Jiangsu Key Laboratory of Urban ITS, Southeast University, Si Pai Lou #2, Nanjing, 210096, China; Jiangsu Province Collaborative Innovation Center of Modern Urban Traffic Technologies, Si Pai Lou #2, Nanjing, 210096, China.
Department of Civil and Environmental Engineering, University of Wisconsin-Milwaukee, NWQ4414, P.O. Box 784, Milwaukee, WI 53201, United States.
Accid Anal Prev. 2018 Nov;120:281-294. doi: 10.1016/j.aap.2018.08.014. Epub 2018 Sep 1.
The primary objective of this study was to investigate how trip pattern variables extracted from large-scale taxi GPS data contribute to the spatially aggregated crashes in urban areas. The following five types of data were collected: crash data, large-scale taxi GPS data, road network attributes, land use features and social-demographic data. A data-driven modeling approach based on Latent Dirichlet Allocation (LDA) was proposed for discovering hidden trip patterns from a taxi GPS dataset, and a total of fifty trip patterns were identified. The collected data and the identified trip patterns were further aggregated into167 ZIP Code Tabulation Areas (ZCTA). Random forest technique was used to identify the factors that contributed to total, PDO and fatal-plus-injury crashes in the selected ZCTAs during the study period. Geographically weighted Poisson regression (GWPR) models were then developed to establish a relationship between the crashes and the contributing factors selected by the random forest technique. Comparative analyses were conducted to compare the performance of the GWPR models that considered traditional traffic exposure variables only, trip pattern variables only, and both traditional exposure and trip pattern variables. The model specification results suggest that the trip pattern variables significantly affected the crash counts in the selected ZCTAs, and the models that considered both the traditional traffic exposure and the trip pattern variables had the best goodness-of-fit in terms of the lowest MAD and AICc values.
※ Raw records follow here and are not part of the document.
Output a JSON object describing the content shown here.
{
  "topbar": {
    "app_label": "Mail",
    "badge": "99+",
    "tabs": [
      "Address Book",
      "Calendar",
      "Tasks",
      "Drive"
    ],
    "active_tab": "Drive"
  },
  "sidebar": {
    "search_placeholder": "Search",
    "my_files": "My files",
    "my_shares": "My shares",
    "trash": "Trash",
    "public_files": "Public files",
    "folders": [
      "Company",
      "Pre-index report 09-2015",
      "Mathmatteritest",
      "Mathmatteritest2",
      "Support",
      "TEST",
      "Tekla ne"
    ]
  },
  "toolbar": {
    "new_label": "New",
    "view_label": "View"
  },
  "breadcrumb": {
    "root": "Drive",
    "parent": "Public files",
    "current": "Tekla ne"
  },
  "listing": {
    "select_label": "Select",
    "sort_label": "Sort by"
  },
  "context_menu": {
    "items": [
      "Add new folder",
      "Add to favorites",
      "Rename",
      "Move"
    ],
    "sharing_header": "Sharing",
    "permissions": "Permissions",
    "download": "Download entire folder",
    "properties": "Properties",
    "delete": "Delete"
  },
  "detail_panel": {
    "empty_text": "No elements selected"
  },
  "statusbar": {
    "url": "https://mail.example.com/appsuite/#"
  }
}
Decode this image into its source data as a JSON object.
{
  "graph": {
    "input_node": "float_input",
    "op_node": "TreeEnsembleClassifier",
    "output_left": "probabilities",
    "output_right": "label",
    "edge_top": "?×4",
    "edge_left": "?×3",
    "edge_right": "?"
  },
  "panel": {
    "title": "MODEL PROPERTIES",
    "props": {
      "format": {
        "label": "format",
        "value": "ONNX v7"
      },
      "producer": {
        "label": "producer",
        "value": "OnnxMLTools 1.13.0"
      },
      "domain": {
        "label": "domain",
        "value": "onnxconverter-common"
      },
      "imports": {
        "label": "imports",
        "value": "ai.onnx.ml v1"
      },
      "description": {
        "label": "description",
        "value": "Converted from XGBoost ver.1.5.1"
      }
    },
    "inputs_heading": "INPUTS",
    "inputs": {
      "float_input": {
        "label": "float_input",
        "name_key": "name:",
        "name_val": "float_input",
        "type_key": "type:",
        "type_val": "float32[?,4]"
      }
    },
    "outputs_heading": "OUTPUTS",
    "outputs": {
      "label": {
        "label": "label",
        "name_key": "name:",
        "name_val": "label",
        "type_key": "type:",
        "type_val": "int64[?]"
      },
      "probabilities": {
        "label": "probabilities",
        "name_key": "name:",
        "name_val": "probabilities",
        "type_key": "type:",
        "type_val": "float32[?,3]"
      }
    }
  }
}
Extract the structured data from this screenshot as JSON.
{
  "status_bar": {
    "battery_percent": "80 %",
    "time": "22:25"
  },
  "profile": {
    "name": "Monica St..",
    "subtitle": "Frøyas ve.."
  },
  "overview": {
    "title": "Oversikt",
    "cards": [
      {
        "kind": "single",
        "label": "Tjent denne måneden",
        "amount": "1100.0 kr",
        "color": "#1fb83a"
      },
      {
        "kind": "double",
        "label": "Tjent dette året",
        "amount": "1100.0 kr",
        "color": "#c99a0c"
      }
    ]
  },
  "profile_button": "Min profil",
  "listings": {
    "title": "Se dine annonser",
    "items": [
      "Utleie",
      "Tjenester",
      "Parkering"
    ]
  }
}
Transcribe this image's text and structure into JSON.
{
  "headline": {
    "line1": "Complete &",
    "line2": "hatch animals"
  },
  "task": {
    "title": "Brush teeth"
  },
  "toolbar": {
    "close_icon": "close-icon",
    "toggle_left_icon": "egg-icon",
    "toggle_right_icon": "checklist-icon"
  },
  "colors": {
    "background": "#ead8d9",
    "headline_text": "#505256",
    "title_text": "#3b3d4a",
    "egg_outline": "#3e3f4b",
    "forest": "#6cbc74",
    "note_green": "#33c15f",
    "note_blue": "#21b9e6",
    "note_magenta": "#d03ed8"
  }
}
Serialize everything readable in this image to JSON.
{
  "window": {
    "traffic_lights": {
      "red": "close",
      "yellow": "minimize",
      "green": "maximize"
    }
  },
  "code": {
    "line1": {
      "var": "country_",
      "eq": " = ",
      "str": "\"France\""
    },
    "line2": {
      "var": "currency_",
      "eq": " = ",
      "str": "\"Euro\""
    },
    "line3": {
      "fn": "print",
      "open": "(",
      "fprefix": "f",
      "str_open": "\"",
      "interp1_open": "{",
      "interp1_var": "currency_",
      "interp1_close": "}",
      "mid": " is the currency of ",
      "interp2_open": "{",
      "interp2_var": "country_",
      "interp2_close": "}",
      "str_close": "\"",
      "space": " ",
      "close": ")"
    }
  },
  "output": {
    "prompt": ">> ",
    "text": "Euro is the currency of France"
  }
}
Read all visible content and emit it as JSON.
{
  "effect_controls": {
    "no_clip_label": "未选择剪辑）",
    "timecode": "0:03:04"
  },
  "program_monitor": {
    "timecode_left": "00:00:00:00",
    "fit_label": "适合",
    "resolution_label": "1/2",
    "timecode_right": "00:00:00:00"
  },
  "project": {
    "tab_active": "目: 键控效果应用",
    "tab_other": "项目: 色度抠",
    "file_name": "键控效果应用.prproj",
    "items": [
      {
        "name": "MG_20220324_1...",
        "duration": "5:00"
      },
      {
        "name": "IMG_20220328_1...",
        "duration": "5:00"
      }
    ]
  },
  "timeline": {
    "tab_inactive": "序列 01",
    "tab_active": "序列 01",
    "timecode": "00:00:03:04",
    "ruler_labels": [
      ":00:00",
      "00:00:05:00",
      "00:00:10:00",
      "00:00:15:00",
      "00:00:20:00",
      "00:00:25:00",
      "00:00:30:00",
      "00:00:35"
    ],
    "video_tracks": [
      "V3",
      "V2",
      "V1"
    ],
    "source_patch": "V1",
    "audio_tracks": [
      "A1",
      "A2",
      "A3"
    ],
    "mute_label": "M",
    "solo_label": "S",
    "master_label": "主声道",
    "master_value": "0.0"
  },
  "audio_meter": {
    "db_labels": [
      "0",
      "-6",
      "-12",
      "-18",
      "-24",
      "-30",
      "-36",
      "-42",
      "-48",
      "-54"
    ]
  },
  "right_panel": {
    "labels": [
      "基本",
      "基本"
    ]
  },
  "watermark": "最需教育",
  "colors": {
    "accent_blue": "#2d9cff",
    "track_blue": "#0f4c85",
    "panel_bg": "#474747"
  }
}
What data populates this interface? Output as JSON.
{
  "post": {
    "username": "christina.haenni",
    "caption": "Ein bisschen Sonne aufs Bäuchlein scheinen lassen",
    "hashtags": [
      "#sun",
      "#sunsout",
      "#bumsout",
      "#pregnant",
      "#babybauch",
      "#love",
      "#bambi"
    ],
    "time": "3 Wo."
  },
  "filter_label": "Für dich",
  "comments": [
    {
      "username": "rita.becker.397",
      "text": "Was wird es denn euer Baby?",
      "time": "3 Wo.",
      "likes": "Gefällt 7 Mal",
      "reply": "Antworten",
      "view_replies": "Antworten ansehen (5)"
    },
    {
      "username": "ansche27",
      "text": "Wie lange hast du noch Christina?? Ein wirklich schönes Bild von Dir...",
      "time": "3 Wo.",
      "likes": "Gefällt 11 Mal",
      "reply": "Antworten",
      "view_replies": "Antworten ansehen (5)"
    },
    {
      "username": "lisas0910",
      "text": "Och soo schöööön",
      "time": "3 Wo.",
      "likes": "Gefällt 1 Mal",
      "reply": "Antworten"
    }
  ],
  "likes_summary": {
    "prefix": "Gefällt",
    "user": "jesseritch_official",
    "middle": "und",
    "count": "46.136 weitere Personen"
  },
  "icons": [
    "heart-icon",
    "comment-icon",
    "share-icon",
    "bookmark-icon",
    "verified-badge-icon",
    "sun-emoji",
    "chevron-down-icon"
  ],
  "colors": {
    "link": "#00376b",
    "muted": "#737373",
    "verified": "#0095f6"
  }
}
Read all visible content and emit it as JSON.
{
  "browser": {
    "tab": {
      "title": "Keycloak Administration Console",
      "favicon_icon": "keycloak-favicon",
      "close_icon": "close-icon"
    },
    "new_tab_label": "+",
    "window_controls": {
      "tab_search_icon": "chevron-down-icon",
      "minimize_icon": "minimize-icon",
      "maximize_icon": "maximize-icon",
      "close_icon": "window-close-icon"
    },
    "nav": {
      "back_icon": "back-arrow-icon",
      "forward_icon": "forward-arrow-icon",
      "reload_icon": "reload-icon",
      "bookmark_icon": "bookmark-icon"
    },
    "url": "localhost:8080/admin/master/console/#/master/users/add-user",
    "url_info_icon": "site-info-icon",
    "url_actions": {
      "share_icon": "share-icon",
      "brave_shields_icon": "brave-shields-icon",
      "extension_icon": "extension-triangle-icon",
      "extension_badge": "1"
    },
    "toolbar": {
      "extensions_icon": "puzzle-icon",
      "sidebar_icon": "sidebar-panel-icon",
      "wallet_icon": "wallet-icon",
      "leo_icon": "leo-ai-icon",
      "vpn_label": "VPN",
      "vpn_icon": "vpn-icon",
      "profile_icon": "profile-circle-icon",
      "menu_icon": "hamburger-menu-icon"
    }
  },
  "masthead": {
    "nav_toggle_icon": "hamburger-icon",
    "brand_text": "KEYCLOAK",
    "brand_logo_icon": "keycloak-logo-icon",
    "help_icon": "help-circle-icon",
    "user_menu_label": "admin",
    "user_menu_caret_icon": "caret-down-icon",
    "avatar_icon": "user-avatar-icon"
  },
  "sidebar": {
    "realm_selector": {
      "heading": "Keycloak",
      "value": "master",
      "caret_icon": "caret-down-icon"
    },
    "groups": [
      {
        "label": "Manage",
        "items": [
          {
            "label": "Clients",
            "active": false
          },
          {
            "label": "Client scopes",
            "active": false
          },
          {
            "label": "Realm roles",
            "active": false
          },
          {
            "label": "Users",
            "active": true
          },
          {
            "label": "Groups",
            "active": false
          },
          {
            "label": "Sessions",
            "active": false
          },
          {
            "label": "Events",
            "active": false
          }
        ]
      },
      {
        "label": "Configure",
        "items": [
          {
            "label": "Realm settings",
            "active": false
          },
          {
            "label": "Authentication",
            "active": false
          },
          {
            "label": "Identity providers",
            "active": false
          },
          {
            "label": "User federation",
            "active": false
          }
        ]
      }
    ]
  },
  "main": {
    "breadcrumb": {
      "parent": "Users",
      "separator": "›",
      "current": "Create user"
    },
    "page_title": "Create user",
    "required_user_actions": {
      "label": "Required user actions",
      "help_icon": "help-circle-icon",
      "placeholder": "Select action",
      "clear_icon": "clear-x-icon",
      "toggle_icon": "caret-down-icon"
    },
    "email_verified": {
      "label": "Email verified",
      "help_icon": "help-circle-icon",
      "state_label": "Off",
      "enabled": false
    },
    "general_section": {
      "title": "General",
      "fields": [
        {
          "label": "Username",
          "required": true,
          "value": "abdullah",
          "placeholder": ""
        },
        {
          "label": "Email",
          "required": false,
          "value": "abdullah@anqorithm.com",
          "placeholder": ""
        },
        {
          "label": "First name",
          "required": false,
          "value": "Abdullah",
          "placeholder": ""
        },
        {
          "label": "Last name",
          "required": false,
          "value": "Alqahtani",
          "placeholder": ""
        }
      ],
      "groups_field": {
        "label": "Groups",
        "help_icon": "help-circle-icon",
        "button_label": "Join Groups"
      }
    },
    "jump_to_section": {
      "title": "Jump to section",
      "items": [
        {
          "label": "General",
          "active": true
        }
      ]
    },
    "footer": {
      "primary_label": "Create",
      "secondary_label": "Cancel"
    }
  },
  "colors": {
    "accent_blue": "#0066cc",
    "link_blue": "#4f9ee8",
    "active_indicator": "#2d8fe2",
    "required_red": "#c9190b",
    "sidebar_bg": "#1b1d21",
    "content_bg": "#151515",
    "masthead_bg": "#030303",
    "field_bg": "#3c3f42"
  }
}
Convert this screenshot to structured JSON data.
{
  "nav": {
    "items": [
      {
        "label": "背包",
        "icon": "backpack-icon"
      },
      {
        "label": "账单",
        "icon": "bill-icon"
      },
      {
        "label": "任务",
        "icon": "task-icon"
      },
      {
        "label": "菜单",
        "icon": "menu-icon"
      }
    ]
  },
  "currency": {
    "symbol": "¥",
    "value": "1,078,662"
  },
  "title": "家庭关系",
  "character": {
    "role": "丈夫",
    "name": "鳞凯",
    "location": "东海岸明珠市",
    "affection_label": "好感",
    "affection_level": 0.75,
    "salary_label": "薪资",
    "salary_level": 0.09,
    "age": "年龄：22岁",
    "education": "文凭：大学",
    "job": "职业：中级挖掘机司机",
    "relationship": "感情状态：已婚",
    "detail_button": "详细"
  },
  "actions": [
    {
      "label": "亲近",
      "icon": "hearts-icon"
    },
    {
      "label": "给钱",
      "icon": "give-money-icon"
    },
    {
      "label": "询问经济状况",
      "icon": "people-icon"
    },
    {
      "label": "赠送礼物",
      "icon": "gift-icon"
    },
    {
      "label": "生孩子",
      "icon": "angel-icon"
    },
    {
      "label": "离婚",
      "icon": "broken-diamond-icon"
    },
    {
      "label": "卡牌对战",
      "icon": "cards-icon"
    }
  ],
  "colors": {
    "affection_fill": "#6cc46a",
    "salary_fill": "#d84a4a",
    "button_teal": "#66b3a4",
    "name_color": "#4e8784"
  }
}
本研究的主要目的是探讨从大规模出租车 GPS 数据中提取的出行模式变量如何有助于城市地区空间聚集的碰撞。收集了以下五类数据:碰撞数据、大规模出租车 GPS 数据、道路网络属性、土地利用特征和社会人口数据。提出了一种基于潜在狄利克雷分配(LDA)的数据驱动建模方法,用于从出租车 GPS 数据集发现隐藏的出行模式,共确定了五十种出行模式。收集的数据和确定的出行模式进一步汇总到 167 个邮政编码区(ZCTA)。随机森林技术用于识别研究期间选定 ZCTA 中总、PDO 和致命加伤害碰撞的因素。然后开发了地理加权泊松回归(GWPR)模型,以建立碰撞与随机森林技术选择的贡献因素之间的关系。进行了比较分析,以比较仅考虑传统交通暴露变量、仅考虑出行模式变量以及同时考虑传统暴露和出行模式变量的 GWPR 模型的性能。模型规范结果表明,出行模式变量显著影响选定 ZCTA 中的碰撞次数,并且考虑传统交通暴露和出行模式变量的模型在最低 MAD 和 AICc 值方面具有最佳的拟合优度。